SAIs can also decide not to participate in the VNR process and to audit the process instead, including the report and the data used. To our knowledge, this has not been done yet, but it is encouraged by e.g. AFROSAI-E. In the UK, it was another entity, namely the parliamentary International Development Committee, that conducted an assessment of the 2019 VNR.
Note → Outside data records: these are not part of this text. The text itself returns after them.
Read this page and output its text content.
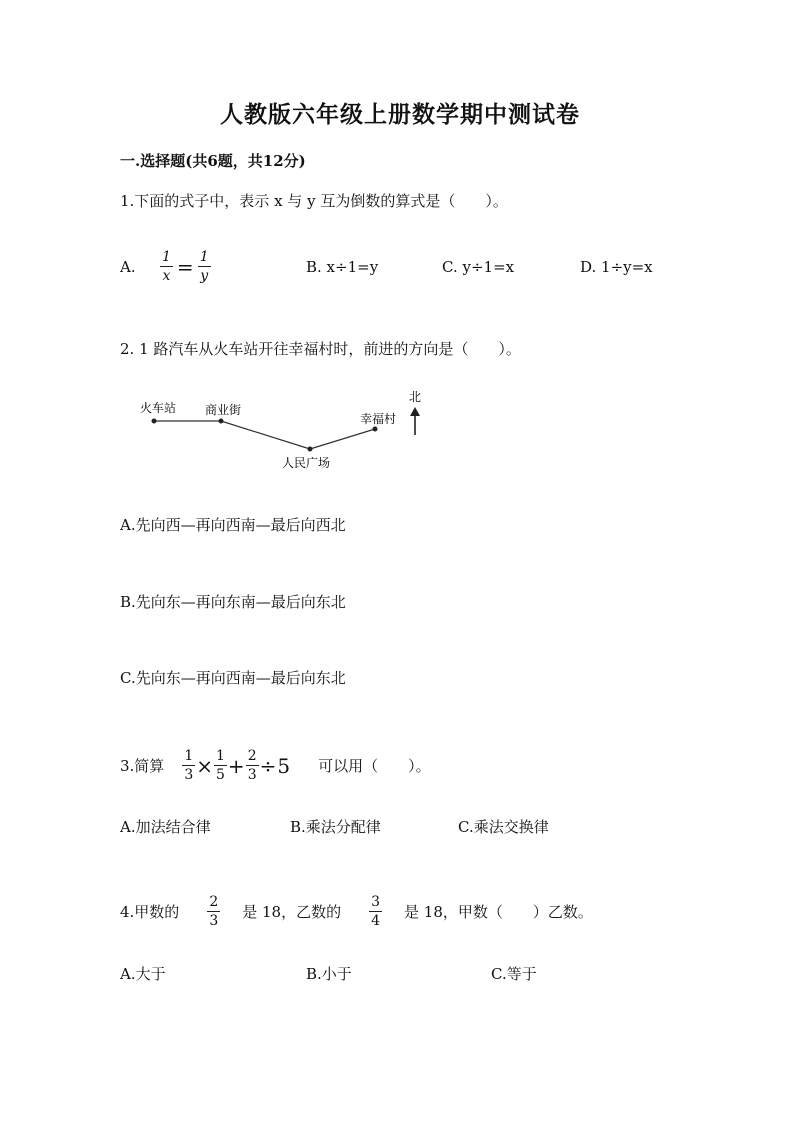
人教版六年级上册数学期中测试卷
一.选择题(共6题，共12分)
1.下面的式子中，表示 x 与 y 互为倒数的算式是（　　）。
A. $\frac{1}{x} = \frac{1}{y}$	B. x÷1=y	C. y÷1=x	D. 1÷y=x
2. 1 路汽车从火车站开往幸福村时，前进的方向是（　　）。
火车站 商业街
人民广场
幸福村
北
A.先向西—再向西南—最后向西北
B.先向东—再向东南—最后向东北
C.先向东—再向西南—最后向东北
3.简算 $\frac{1}{3} \times \frac{1}{5} + \frac{2}{3} \div 5$ 可以用（　　）。
A.加法结合律	B.乘法分配律	C.乘法交换律
4.甲数的 $\frac{2}{3}$ 是 18，乙数的 $\frac{3}{4}$ 是 18，甲数（　　）乙数。
A.大于	B.小于	C.等于
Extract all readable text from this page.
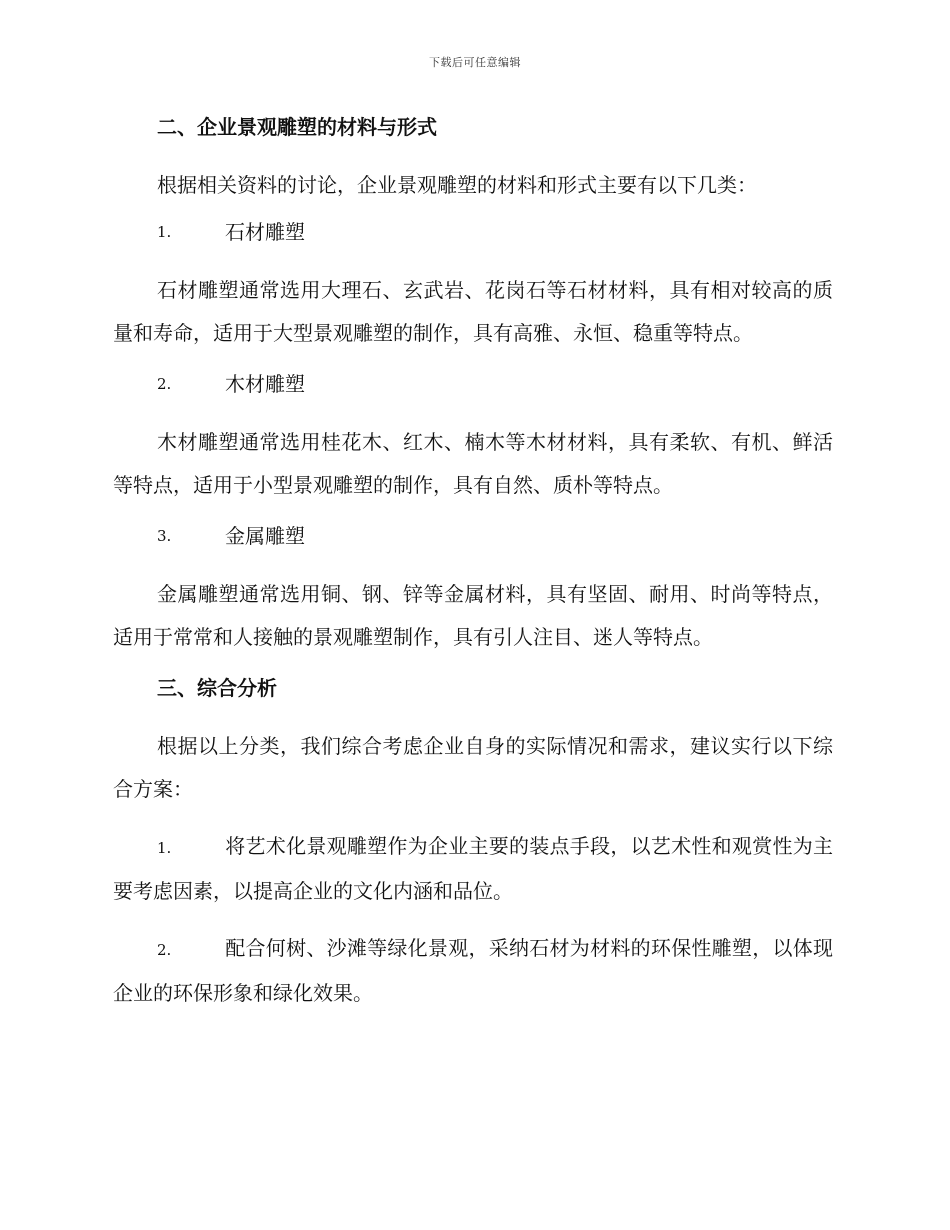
下载后可任意编辑
二、企业景观雕塑的材料与形式

根据相关资料的讨论，企业景观雕塑的材料和形式主要有以下几类：

1.	石材雕塑

石材雕塑通常选用大理石、玄武岩、花岗石等石材材料，具有相对较高的质量和寿命，适用于大型景观雕塑的制作，具有高雅、永恒、稳重等特点。

2.	木材雕塑

木材雕塑通常选用桂花木、红木、楠木等木材材料，具有柔软、有机、鲜活等特点，适用于小型景观雕塑的制作，具有自然、质朴等特点。

3.	金属雕塑

金属雕塑通常选用铜、钢、锌等金属材料，具有坚固、耐用、时尚等特点，适用于常常和人接触的景观雕塑制作，具有引人注目、迷人等特点。

三、综合分析

根据以上分类，我们综合考虑企业自身的实际情况和需求，建议实行以下综合方案：

1.	将艺术化景观雕塑作为企业主要的装点手段，以艺术性和观赏性为主要考虑因素，以提高企业的文化内涵和品位。

2.	配合何树、沙滩等绿化景观，采纳石材为材料的环保性雕塑，以体现企业的环保形象和绿化效果。
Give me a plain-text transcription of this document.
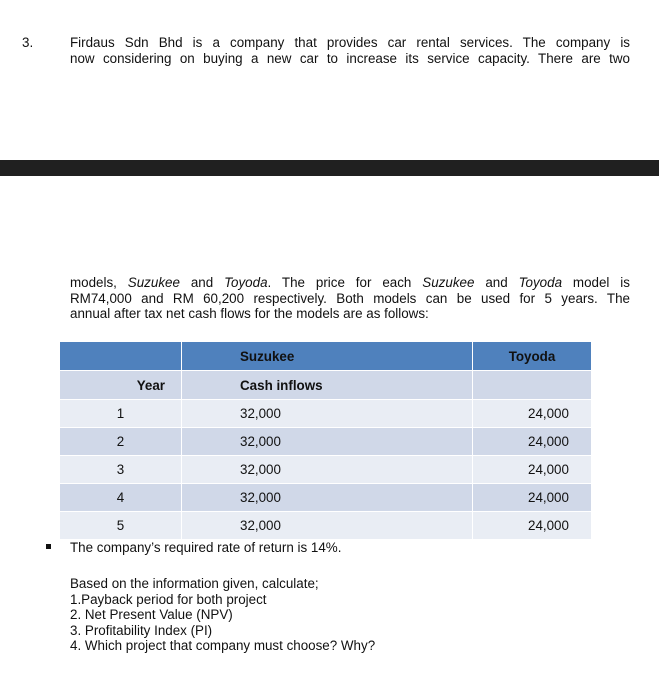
3.	Firdaus Sdn Bhd is a company that provides car rental services. The company is
now considering on buying a new car to increase its service capacity. There are two
models, Suzukee and Toyoda. The price for each Suzukee and Toyoda model is
RM74,000 and RM 60,200 respectively. Both models can be used for 5 years. The
annual after tax net cash flows for the models are as follows:
	Suzukee	Toyoda
Year	Cash inflows	
1	32,000	24,000
2	32,000	24,000
3	32,000	24,000
4	32,000	24,000
5	32,000	24,000
The company’s required rate of return is 14%.
Based on the information given, calculate;
1.Payback period for both project
2. Net Present Value (NPV)
3. Profitability Index (PI)
4. Which project that company must choose? Why?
5. Facilitating stakeholder engagement

Some SAIs support stakeholder engagement for the SDGs. The SAI of Algeria, for instance, conducted the first national SDG Stakeholder Meeting of Algeria in 2018 to prioritize the issues facing Algeria with regard to the 2030 Agenda. The SAI of Chile has been organizing an international stakeholder conference on the SDGs since 2016, in which many stakeholders from civil society, government and academia share their knowledge on different subjects, such as good governance, environmental issues or improving public services. In Lithuania, the SAI is actively involving civil society and other non-state actors since 2017 in the ‘Signals’ conferences in order to discuss the government’s performance in SDG implementation and to raise awareness.
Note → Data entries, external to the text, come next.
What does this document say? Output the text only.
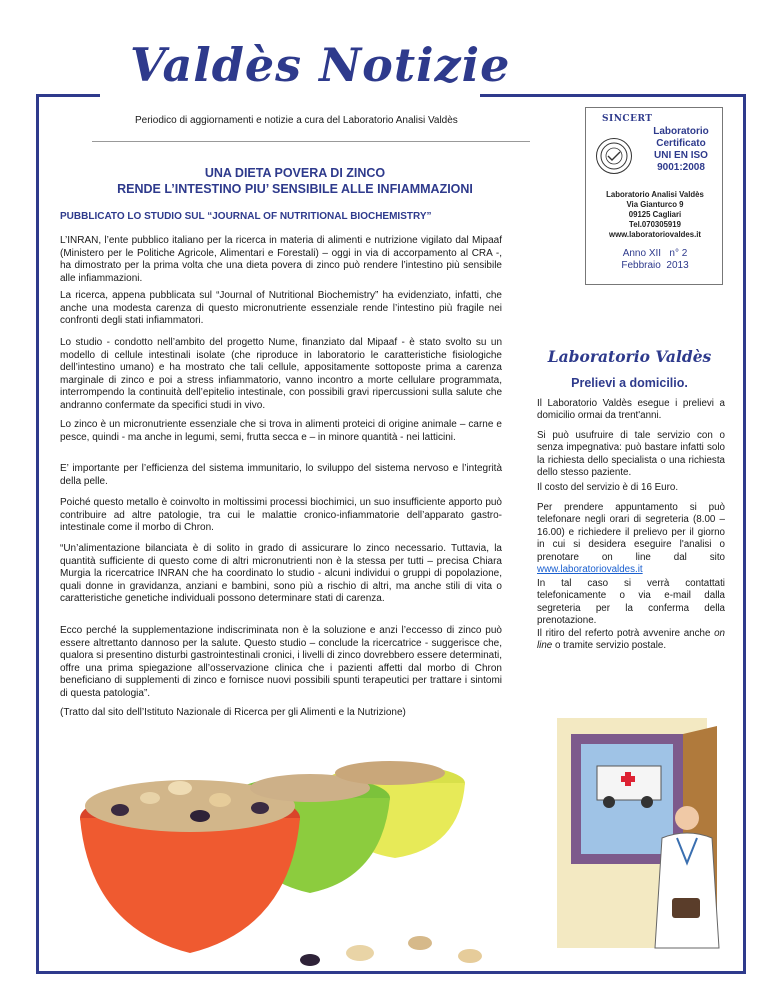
Valdès Notizie
Periodico di aggiornamenti e notizie a cura del Laboratorio Analisi Valdès
UNA DIETA POVERA DI ZINCO
RENDE L’INTESTINO PIU’ SENSIBILE ALLE INFIAMMAZIONI
PUBBLICATO LO STUDIO SUL “JOURNAL OF NUTRITIONAL BIOCHEMISTRY”

L’INRAN, l’ente pubblico italiano per la ricerca in materia di alimenti e nutrizione vigilato dal Mipaaf (Ministero per le Politiche Agricole, Alimentari e Forestali) – oggi in via di accorpamento al CRA -, ha dimostrato per la prima volta che una dieta povera di zinco può rendere l’intestino più sensibile alle infiammazioni.

La ricerca, appena pubblicata sul “Journal of Nutritional Biochemistry” ha evidenziato, infatti, che anche una modesta carenza di questo micronutriente essenziale rende l’intestino più fragile nei confronti degli stati infiammatori.

Lo studio - condotto nell’ambito del progetto Nume, finanziato dal Mipaaf - è stato svolto su un modello di cellule intestinali isolate (che riproduce in laboratorio le caratteristiche fisiologiche dell’intestino umano) e ha mostrato che tali cellule, appositamente sottoposte prima a carenza marginale di zinco e poi a stress infiammatorio, vanno incontro a morte cellulare programmata, interrompendo la continuità dell’epitelio intestinale, con possibili gravi ripercussioni sulla salute che andranno confermate da specifici studi in vivo.

Lo zinco è un micronutriente essenziale che si trova in alimenti proteici di origine animale – carne e pesce, quindi - ma anche in legumi, semi, frutta secca e – in minore quantità - nei latticini.

E’ importante per l’efficienza del sistema immunitario, lo sviluppo del sistema nervoso e l’integrità della pelle.

Poiché questo metallo è coinvolto in moltissimi processi biochimici, un suo insufficiente apporto può contribuire ad altre patologie, tra cui le malattie cronico-infiammatorie dell’apparato gastro-intestinale come il morbo di Chron.

“Un’alimentazione bilanciata è di solito in grado di assicurare lo zinco necessario. Tuttavia, la quantità sufficiente di questo come di altri micronutrienti non è la stessa per tutti – precisa Chiara Murgia la ricercatrice INRAN che ha coordinato lo studio - alcuni individui o gruppi di popolazione, quali donne in gravidanza, anziani e bambini, sono più a rischio di altri, ma anche stili di vita o caratteristiche genetiche individuali possono determinare stati di carenza.

Ecco perché la supplementazione indiscriminata non è la soluzione e anzi l’eccesso di zinco può essere altrettanto dannoso per la salute. Questo studio – conclude la ricercatrice - suggerisce che, qualora si presentino disturbi gastrointestinali cronici, i livelli di zinco dovrebbero essere determinati, offre una prima spiegazione all’osservazione clinica che i pazienti affetti dal morbo di Chron beneficiano di supplementi di zinco e fornisce nuovi possibili spunti terapeutici per trattare i sintomi di questa patologia”.

(Tratto dal sito dell’Istituto Nazionale di Ricerca per gli Alimenti e la Nutrizione)

SINCERT
Laboratorio
Certificato
UNI EN ISO
9001:2008
Laboratorio Analisi Valdès
Via Gianturco 9
09125 Cagliari
Tel.070305919
www.laboratoriovaldes.it
Anno XII   n° 2
Febbraio  2013
Laboratorio Valdès
Prelievi a domicilio.

Il Laboratorio Valdès esegue i prelievi a domicilio ormai da trent'anni.

Si può usufruire di tale servizio con o senza impegnativa: può bastare infatti solo la richiesta dello specialista o una richiesta dello stesso paziente.

Il costo del servizio è di 16 Euro.

Per prendere appuntamento si può telefonare negli orari di segreteria (8.00 – 16.00) e richiedere il prelievo per il giorno in cui si desidera eseguire l'analisi o prenotare on line dal sito www.laboratoriovaldes.it

In tal caso si verrà contattati telefonicamente o via e-mail dalla segreteria per la conferma della prenotazione.

Il ritiro del referto potrà avvenire anche on line o tramite servizio postale.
6. Mainstreaming the SDGs into audit activities

While not common, some SAIs have started mainstreaming the SDGs into their audit activities. Argentina reported in its 2020 VNR on specific capacity building to mainstream the SDGs in the mandates of the SAI. Similarly, Finland reported that it is developing a model for integrating the SDGs as a part of all external auditing.

Frontiers of learning

It is very impressive to see the response of the SAI community to the 2030 Agenda. The contribution of SAIs has from the beginning been resolute and was in many cases very important, sometimes even decisive to move the implementation forward. According to the discussions at our network meetings, the three following areas, among others, require further attention to maximise the impact of SAI contributions to national SDG follow-up and review:

  1. SAIs typically audit effectiveness and efficiency. In light of the objectives and principles of the 2030 Agenda there is a need to also audit inclusiveness and fairness. New approaches and tools are required for this purpose.
  2. Implementation audits require the auditing of outcomes and policy coherence, rather than only of individual programmes or entities. Some experiences with this exist already, but more is needed.
  3. The role of SAIs to hold governments accountable overlaps with those of other actors, e.g. media agencies, parliamentarians, and civil society organisations. It is encouraging to see that some SAIs have begun to create synergies with these actors.


1 With thanks to my colleague Miriam Rosa González for her useful comments on the initial draft.
2 P4R/GIZ (2020): ‘2020 Voluntary National Reviews – a snapshot of trends in SDG reporting’.
3 IDI-KSC (2019): ‘Are Nations Prepared for Implementation of the 2030 Agenda?’